SPARTA
SPARTA copied to clipboard
SParse AcceleRation on Tensor Architecture
Compile with
'''make serial''' to compile without cuda
or
'''make all''' to compile also the cuda test
run '''./programs/general/TEST_blocking_VBR''' to see an example of blocking;
For example, run ./programs/general/TEST_blocking_VBR -b 3 -t 0.6 to produce a blocking of a test matrix, fixing the column size at 3 (-b 3) and the threshold distance tau at 0.6 (-t 0.6).
run again with ./programs/general/TEST_blocking_VBR -b 3 -t 0.6 -F 1 -B 3 to force fixed-height blocks (-F 1) of height 3 (-B 3)
add the option -f PATH/TO/MATRIX.el to load a matrix. some small matrices are available for testing in data/ you can use your own matrices, provided they are stored as an edgelist with space-separated, ordered values.
Find all the options below:
OPTIONS: -a: blocking algorithm selection: 0: iterative, 1: iterative_structured, 2: fixed_size 3: iterative_clocked 4: iterative_queue 5: iterative_max_size (BEST fixed block)
-b: column block size
-B: row block size (only for fixed-size blockings)
-c: number of columns in the matrix B (only used when running AB multiplication)
-f: filename of an edgelist to be read from memory
-F: force fixed size: 0: false. The blocking algorithm may creat blocks of uneven height 1: true. Whatever is the result of the blocking algorithm, a fixed-size grid (see -b, -B) will be superimposed to the result.

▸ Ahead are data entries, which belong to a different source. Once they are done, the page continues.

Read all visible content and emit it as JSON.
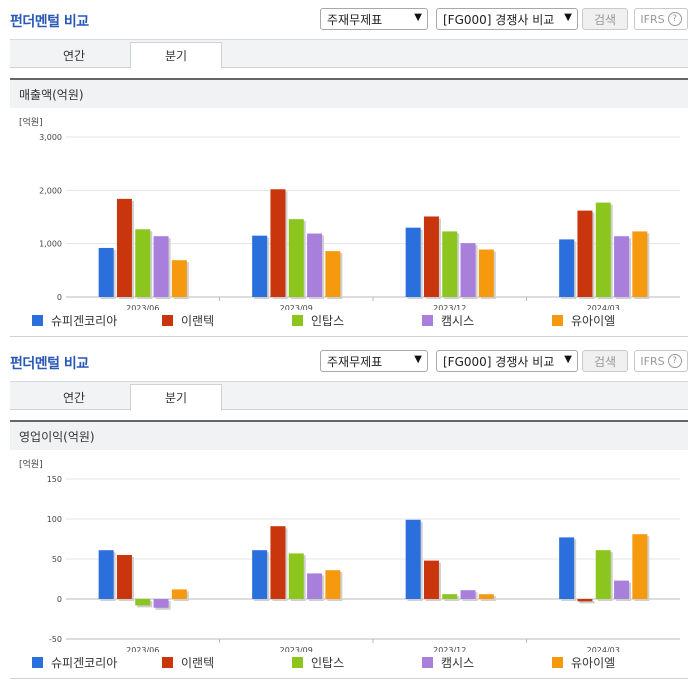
{
  "panels": [
    {
      "title": "펀더멘털 비교",
      "select1": "주재무제표",
      "select2": "[FG000] 경쟁사 비교",
      "search_label": "검색",
      "ifrs_label": "IFRS",
      "tabs": [
        "연간",
        "분기"
      ],
      "active_tab": "분기",
      "metric": "매출액(억원)"
    },
    {
      "title": "펀더멘털 비교",
      "select1": "주재무제표",
      "select2": "[FG000] 경쟁사 비교",
      "search_label": "검색",
      "ifrs_label": "IFRS",
      "tabs": [
        "연간",
        "분기"
      ],
      "active_tab": "분기",
      "metric": "영업이익(억원)"
    }
  ],
  "chart_data": [
    {
      "type": "bar",
      "unit_label": "[억원]",
      "categories": [
        "2023/06",
        "2023/09",
        "2023/12",
        "2024/03"
      ],
      "ylim": [
        0,
        3000
      ],
      "yticks": [
        0,
        1000,
        2000,
        3000
      ],
      "ytick_labels": [
        "0",
        "1,000",
        "2,000",
        "3,000"
      ],
      "grid": true,
      "legend_position": "bottom",
      "series": [
        {
          "name": "슈피겐코리아",
          "color": "#2a6fdc",
          "values": [
            920,
            1150,
            1300,
            1080
          ]
        },
        {
          "name": "이랜텍",
          "color": "#c9360e",
          "values": [
            1840,
            2020,
            1510,
            1620
          ]
        },
        {
          "name": "인탑스",
          "color": "#8cc51e",
          "values": [
            1270,
            1460,
            1230,
            1770
          ]
        },
        {
          "name": "캠시스",
          "color": "#a97fdc",
          "values": [
            1140,
            1190,
            1010,
            1140
          ]
        },
        {
          "name": "유아이엘",
          "color": "#f59a0f",
          "values": [
            690,
            860,
            890,
            1230
          ]
        }
      ]
    },
    {
      "type": "bar",
      "unit_label": "[억원]",
      "categories": [
        "2023/06",
        "2023/09",
        "2023/12",
        "2024/03"
      ],
      "ylim": [
        -50,
        150
      ],
      "yticks": [
        -50,
        0,
        50,
        100,
        150
      ],
      "ytick_labels": [
        "-50",
        "0",
        "50",
        "100",
        "150"
      ],
      "grid": true,
      "legend_position": "bottom",
      "series": [
        {
          "name": "슈피겐코리아",
          "color": "#2a6fdc",
          "values": [
            61,
            61,
            99,
            77
          ]
        },
        {
          "name": "이랜텍",
          "color": "#c9360e",
          "values": [
            55,
            91,
            48,
            -3
          ]
        },
        {
          "name": "인탑스",
          "color": "#8cc51e",
          "values": [
            -8,
            57,
            6,
            61
          ]
        },
        {
          "name": "캠시스",
          "color": "#a97fdc",
          "values": [
            -11,
            32,
            11,
            23
          ]
        },
        {
          "name": "유아이엘",
          "color": "#f59a0f",
          "values": [
            12,
            36,
            6,
            81
          ]
        }
      ]
    }
  ]
}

-g: use group sized when calculating similarity. 0: false 1: true
-o: filename where to save the results of blocking and multiplication
-p: usage of "pattern" when calculating similarities: 0: do not use pattern. similarities are calculated between a candidate row and the seed row. 1: use patterns. similarities are calculated between a candidate and the entire cluster
-P: treat the matrix as weighted or not 0: weights are ignored when reading a matrix from edgelist and during processing 1: weights are loaded, stored, and processed
-m: similarity measure: 0: Hamming 1: Jaccard (default)
-M: spmm multiplication algorithm. Blocking must be appropriate to the chosen algorithm. 0: no multiplication 1: cuBLAS GEMM (blocking is ignored) 2: cuSparse CSR (blocking is ignored) 3: cuSparse BELLPACK (blocks should be fixed-size and square) 4: cuBLAS VBR (any blocking allowed);
-n: name of the experiment
-r: reorder the CSR matrix before processing/blocking/multiplying 0: do nothing (default) 1: reorder rows by nonzero count (descending) 2: scramble rows
-R: matrix format (how each line in the edgelist looks like) 0: row col (default) 1: col row
-s: random seed
-S: number of cuda streams to be used in the VBR multiplication 16 (default)
-t: the distance threshold for merging similar rows: 0.0: merge only identical rows 0.x: only merge when distance < 0.x 1.0: merge any nonzero row
-v: verbose 0: print minimum 1: print infos, but not matrices 2: print matrices
-w: how many warmup multiplication runs?
-x: how many repetition to average for multiplication?